Once the powder is evenly spread out, place the film in a small oven or use the heat press to cure the adhesive powder by hovering it around 5mm gap between the film and heat plate. For the best result, it is highly recommended to follow the manufacturer specification to cure the powder. Depending on the powder and equipment, the heating is generally done in approximately 1 minute at temperatures between 160 – 170 Degree Celsius.
Step 4 – Pre-pressing (Optional)
This optional step involves pre-pressing of the fabric prior to the transfer of the image on the film. The fabric is kept in the heat press and pressurized under heat for approximately 5 -10 seconds to flatten the fabric. The pre-pressing will aid in the proper transfer of the image from the film onto the fabric.
Step 5 – Transfer
This step is the most crucial in the DTF printing process. The transfer film with the image and the cured powder is placed on the fabric in the heat press. The transferring is done at temperatures between 160 – 180 Degree Celsius for approximately 15 seconds. The film is now firmly attached to the fabric.
Step 6 – Peeling
It is important that the fabric and the now attached film cools before peeling. As a result, the printed design will bind into the fabric/t-shirt, allowing you to peel off the film easily.
Step 7 – Post Pressing (Optional)
Post pressing is optional, but recommended. It enhances parameters such as washing and rub fastness. Post-pressing can be done in approximately 5 – 10 seconds.

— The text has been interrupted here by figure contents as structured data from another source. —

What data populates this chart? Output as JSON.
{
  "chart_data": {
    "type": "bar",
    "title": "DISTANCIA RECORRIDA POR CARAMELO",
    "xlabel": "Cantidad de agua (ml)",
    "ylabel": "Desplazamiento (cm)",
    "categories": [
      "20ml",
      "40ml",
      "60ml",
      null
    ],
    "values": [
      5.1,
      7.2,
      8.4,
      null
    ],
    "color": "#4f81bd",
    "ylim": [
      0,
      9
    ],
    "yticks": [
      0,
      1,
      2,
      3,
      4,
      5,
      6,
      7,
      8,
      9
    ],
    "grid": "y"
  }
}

Pros & Cons To DTF Printing
Similar to all forms of printing, there are advantages and disadvantages which will be addressed in this segment.

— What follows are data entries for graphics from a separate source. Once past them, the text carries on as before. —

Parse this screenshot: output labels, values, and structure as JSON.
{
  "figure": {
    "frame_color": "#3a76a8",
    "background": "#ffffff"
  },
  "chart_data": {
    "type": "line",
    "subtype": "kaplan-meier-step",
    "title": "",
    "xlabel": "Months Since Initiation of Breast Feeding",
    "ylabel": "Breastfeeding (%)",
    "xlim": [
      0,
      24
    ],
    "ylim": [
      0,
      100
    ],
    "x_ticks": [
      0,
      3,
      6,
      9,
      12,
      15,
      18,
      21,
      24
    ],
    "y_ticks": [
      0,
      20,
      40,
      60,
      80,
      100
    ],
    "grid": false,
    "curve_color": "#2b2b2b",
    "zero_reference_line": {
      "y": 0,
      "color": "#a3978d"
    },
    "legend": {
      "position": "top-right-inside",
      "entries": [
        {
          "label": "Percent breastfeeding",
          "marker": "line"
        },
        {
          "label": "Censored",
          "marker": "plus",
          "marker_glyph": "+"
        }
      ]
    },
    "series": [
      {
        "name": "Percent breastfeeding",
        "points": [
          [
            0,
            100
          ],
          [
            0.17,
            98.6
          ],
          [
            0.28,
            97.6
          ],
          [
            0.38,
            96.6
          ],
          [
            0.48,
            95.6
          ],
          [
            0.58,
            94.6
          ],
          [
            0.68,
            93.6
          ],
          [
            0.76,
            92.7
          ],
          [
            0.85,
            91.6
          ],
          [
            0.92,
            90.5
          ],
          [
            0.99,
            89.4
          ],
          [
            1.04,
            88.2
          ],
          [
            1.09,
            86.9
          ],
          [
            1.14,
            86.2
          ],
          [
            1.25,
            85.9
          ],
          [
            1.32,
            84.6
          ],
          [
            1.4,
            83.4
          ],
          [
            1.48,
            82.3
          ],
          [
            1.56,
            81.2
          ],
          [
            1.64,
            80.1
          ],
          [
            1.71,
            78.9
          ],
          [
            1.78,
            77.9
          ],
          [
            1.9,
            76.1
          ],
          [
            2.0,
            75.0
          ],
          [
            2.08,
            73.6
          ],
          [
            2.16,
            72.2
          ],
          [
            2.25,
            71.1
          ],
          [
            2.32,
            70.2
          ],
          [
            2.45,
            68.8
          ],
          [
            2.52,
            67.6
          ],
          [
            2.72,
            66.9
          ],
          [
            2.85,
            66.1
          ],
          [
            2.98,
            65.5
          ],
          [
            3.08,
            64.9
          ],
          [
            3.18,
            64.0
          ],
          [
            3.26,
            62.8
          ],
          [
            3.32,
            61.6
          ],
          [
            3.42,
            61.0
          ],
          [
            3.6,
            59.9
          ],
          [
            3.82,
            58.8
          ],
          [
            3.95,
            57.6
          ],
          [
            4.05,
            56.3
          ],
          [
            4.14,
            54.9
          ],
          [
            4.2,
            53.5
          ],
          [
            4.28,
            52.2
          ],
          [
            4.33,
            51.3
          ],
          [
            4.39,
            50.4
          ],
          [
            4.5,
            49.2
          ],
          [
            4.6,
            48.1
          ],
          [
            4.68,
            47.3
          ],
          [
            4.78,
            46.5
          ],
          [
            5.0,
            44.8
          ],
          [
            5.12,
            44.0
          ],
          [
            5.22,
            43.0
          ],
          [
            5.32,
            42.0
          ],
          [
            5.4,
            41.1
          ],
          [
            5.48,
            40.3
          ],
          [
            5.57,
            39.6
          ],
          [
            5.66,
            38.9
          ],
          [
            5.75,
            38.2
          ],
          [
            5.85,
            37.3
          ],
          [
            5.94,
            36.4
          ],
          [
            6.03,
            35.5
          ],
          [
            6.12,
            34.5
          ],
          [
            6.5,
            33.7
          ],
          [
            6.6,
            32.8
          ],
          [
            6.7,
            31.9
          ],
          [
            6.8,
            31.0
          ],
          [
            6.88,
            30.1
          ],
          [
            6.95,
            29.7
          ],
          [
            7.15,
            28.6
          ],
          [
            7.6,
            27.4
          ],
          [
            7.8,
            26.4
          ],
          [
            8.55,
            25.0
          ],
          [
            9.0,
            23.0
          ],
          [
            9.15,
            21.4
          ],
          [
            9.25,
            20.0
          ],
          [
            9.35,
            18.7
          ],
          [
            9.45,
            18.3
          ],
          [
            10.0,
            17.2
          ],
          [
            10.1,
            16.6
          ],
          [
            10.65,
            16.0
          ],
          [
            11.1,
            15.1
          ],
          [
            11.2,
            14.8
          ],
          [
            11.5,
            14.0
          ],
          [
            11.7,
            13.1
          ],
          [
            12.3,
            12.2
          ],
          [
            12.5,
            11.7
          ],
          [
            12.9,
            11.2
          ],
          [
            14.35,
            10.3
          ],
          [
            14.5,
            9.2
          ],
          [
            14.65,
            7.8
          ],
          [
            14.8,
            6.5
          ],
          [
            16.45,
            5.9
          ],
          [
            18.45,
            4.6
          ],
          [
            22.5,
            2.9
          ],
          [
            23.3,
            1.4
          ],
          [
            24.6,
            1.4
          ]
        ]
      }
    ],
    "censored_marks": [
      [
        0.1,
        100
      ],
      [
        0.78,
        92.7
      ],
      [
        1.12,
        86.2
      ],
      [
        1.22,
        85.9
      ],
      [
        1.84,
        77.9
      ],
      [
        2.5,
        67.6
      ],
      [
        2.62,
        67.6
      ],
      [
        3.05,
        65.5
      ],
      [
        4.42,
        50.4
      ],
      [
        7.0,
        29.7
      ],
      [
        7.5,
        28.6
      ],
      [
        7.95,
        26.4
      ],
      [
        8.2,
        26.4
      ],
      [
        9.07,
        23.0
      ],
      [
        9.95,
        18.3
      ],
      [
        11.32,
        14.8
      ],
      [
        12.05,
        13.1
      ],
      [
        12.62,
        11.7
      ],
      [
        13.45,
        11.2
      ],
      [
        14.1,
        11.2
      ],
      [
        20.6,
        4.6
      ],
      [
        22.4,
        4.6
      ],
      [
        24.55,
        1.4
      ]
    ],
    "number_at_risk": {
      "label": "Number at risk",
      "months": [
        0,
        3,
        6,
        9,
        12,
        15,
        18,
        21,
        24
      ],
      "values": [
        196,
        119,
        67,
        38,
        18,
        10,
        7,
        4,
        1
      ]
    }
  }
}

Pros1. This process works with almost all types of fabrics.
2. When printing on coloured t-shirts, pre-treatment is not necessary.
3. Colours on the end product are sharper and more vibrant.
4. DTF prints have good stretch tolerance.
5. Fabrics with DTF prints exhibit good wash characteristics.
6. The underside of the fabric would have little hand feel.
7. DTF printing process is faster and less tedious as compared to DTG printing process.
1. The end result of the print on fabric has a slight rubberish feel as compared to prints done using the DTG process on a white t-shirt.
Overall, one could say that the DTF printing process practically lifts all restrictions that are common in all other textile printing processes especially when it comes to choosing the type of fabric the design will be printed on.
In addition, since pre-treatment is no longer required in the DTF printing process, the overall cost of printing will be drastically reduced, hence offering users a higher profit margin.
The addition of DTF printing technology is expected to drive the global textile printing machine market to $13.98 billion by 2025 (ICON Group, 2019) as more and more fabrics printed using DTF technology will come into play.
In conclusion, the DTF printing process is an effective way to produce fabric economically.